For detecting invasive carcinoma, MRI was more sensitive than mammography: 83% vs 37%. Dr. Klijn explained that, for every 10 patients with invasive cancer, MRI will detect at least 8 tumors and mammography will detect fewer than 4. For finding DCIS, however, the opposite is true. Of five cases of DCIS, four were detected by mammography. In this case, mammography is more sensitive than MRI, he concluded.
The US study, from Memorial Sloan-Kettering Cancer Center (abstract 362), looked only at women with known BRCA1 or BRCA2 mutations. The 54 BRCA-positive women were part of a larger breast cancer surveillance program at the center. Mark E. Robson, MD, assistant attending physician, reported the results.

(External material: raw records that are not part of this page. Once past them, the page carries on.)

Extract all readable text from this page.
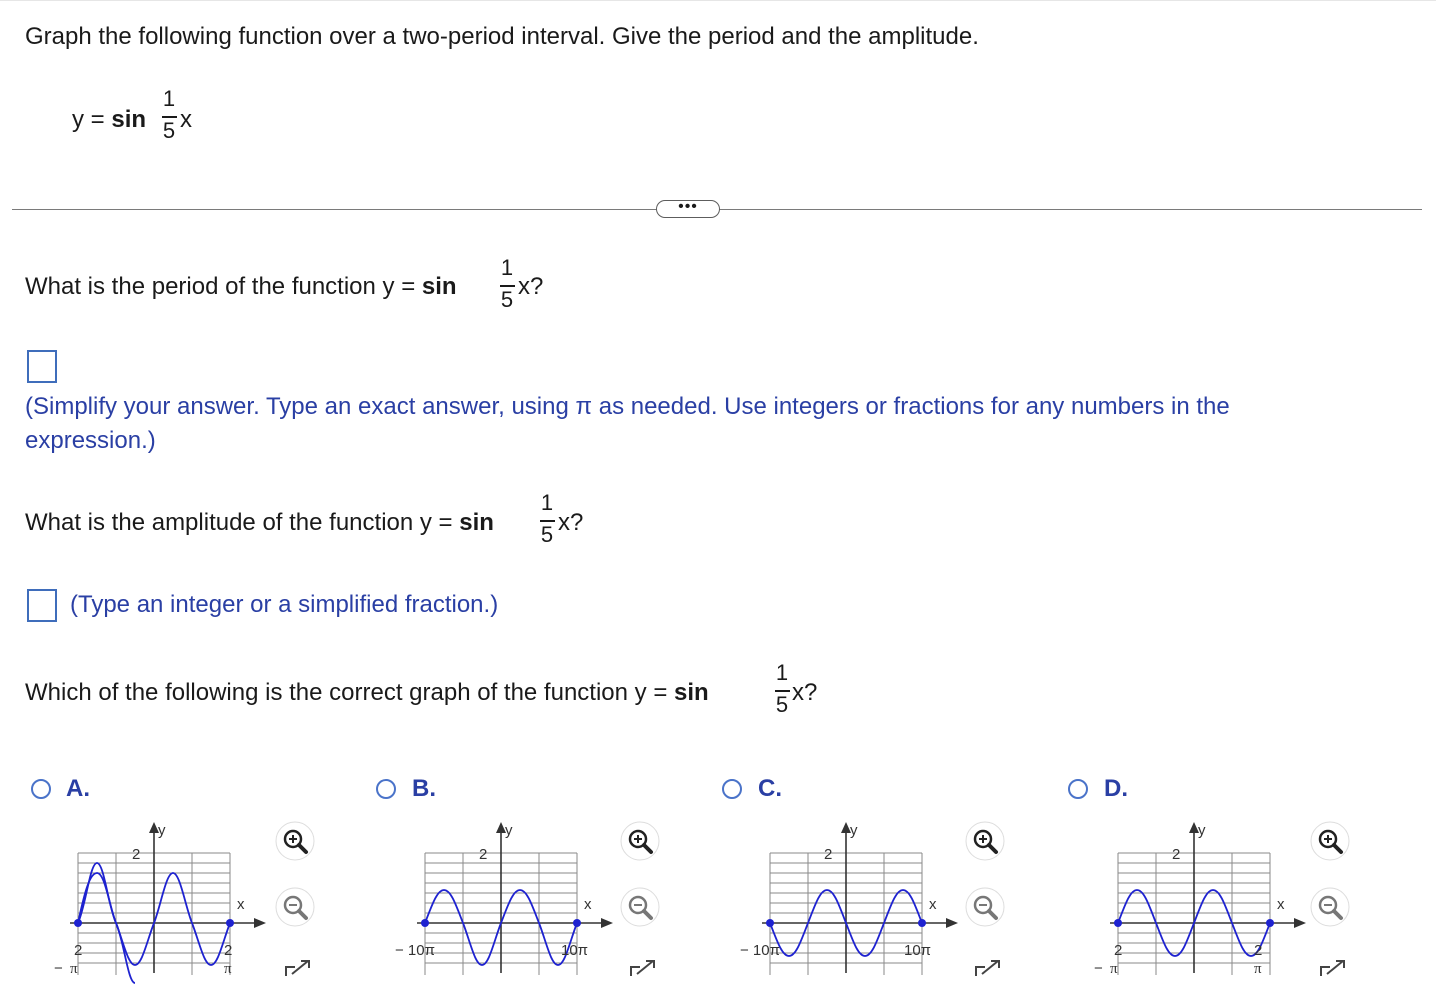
Graph the following function over a two-period interval. Give the period and the amplitude.
y = sin
1
5 x
•••
What is the period of the function y = sin
1
5 x?
(Simplify your answer. Type an exact answer, using π as needed. Use integers or fractions for any numbers in the
expression.)
What is the amplitude of the function y = sin
1
5 x?
(Type an integer or a simplified fraction.)
Which of the following is the correct graph of the function y = sin
1
5 x?
A.
y
2
x
2
− π
2
π
B.
y
2
x
− 10π	10π
C.
y
2
x
− 10π	10π
D.
y
2
x
2
− π
2
π
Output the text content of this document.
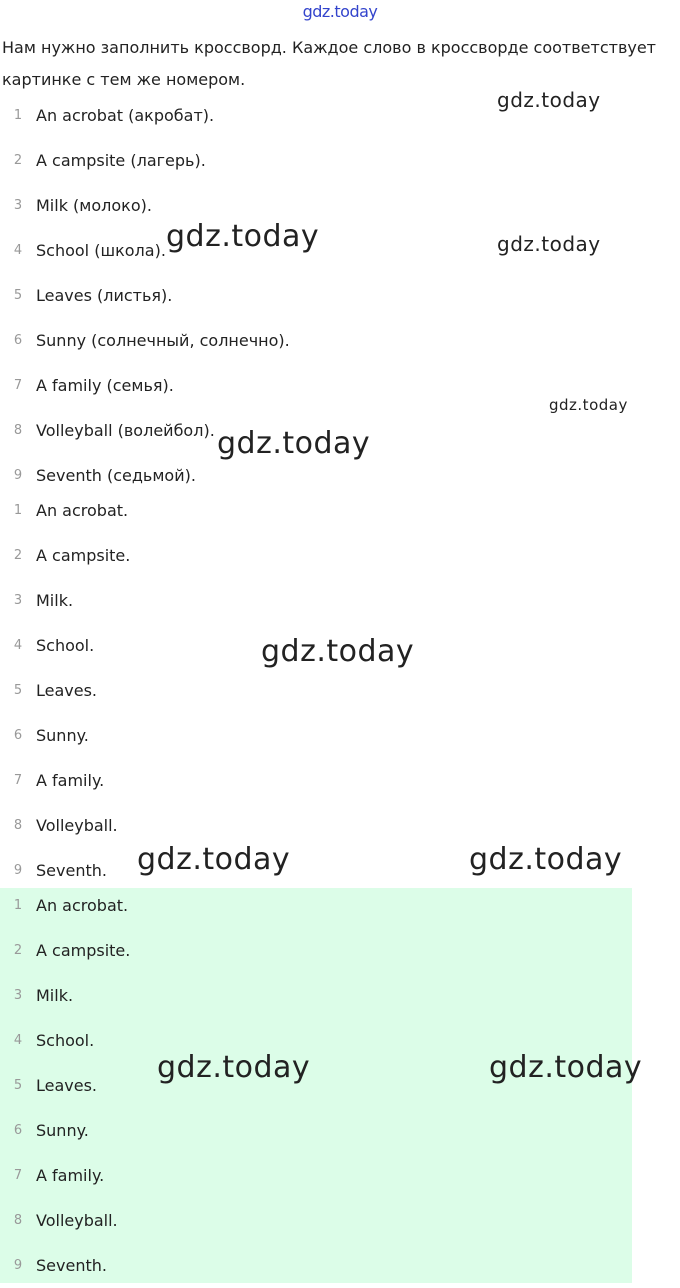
gdz.today

Нам нужно заполнить кроссворд. Каждое слово в кроссворде соответствует картинке с тем же номером.

1 An acrobat (акробат).
2 A campsite (лагерь).
3 Milk (молоко).
4 School (школа).
5 Leaves (листья).
6 Sunny (солнечный, солнечно).
7 A family (семья).
8 Volleyball (волейбол).
9 Seventh (седьмой).
1 An acrobat.
2 A campsite.
3 Milk.
4 School.
5 Leaves.
6 Sunny.
7 A family.
8 Volleyball.
9 Seventh.
1 An acrobat.
2 A campsite.
3 Milk.
4 School.
5 Leaves.
6 Sunny.
7 A family.
8 Volleyball.
9 Seventh.
gdz.today
gdz.today
gdz.today
gdz.today
gdz.today
gdz.today
gdz.today	gdz.today
gdz.today	gdz.today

The women underwent 97 screening breast MRIs in addition to their routine mammograms between July 1998 and April 2003, Dr. Robson said. Another 28 MRIs were performed as short-term follow-up approximately 6 months after the previous MRI had detected a minor abnormality. Four more MRI examinations were performed either at the time of a contralateral breast cancer diagnosis or before a prophylactic mastectomy.
During the study period, 2 of the 54 women developed DCIS, and 1 developed invasive breast cancer, all detected by MRI. All three of these women had reportedly normal mammograms within 6 months of their MRI. No woman on the study has yet developed cancer with 12 months of a normal MRI.
MRI was 100% sensitive for breast cancer detection, with 83% specificity. A significant number of women had false-positive exams. Only 3 (14.3%) of 21 biopsies recommended after the 129 MRI studies resulted in a cancer diagnosis.
"MRI should not be recommended to the general population at the present time because its specificity is not yet adequate, and the majority of abnormalities detected in average-risk women would turn out to be false positives," Dr. Robson said. High-risk women considering breast MRI screening, he said, must be counseled about the pros and cons of the test.
The discussant for the two plenary session studies (abstracts 4 and 5), Elizabeth Morris, MD, assistant attending physician, Memorial Sloan-Kettering Cancer Center, said that while MRI was superior in finding early breast cancers in high-risk populations, "at this time, it cannot replace mammography as a primary breast cancer screening tool."
Dr. Morris, a coauthor of the Memorial Sloan-Kettering study, said that for high-risk women, "by adding another layer of screening with breast MRI, we may be able to show which patients have cancer so that more aggressive therapies, such as prophylactic mastectomy or chemo-prevention, are not needed."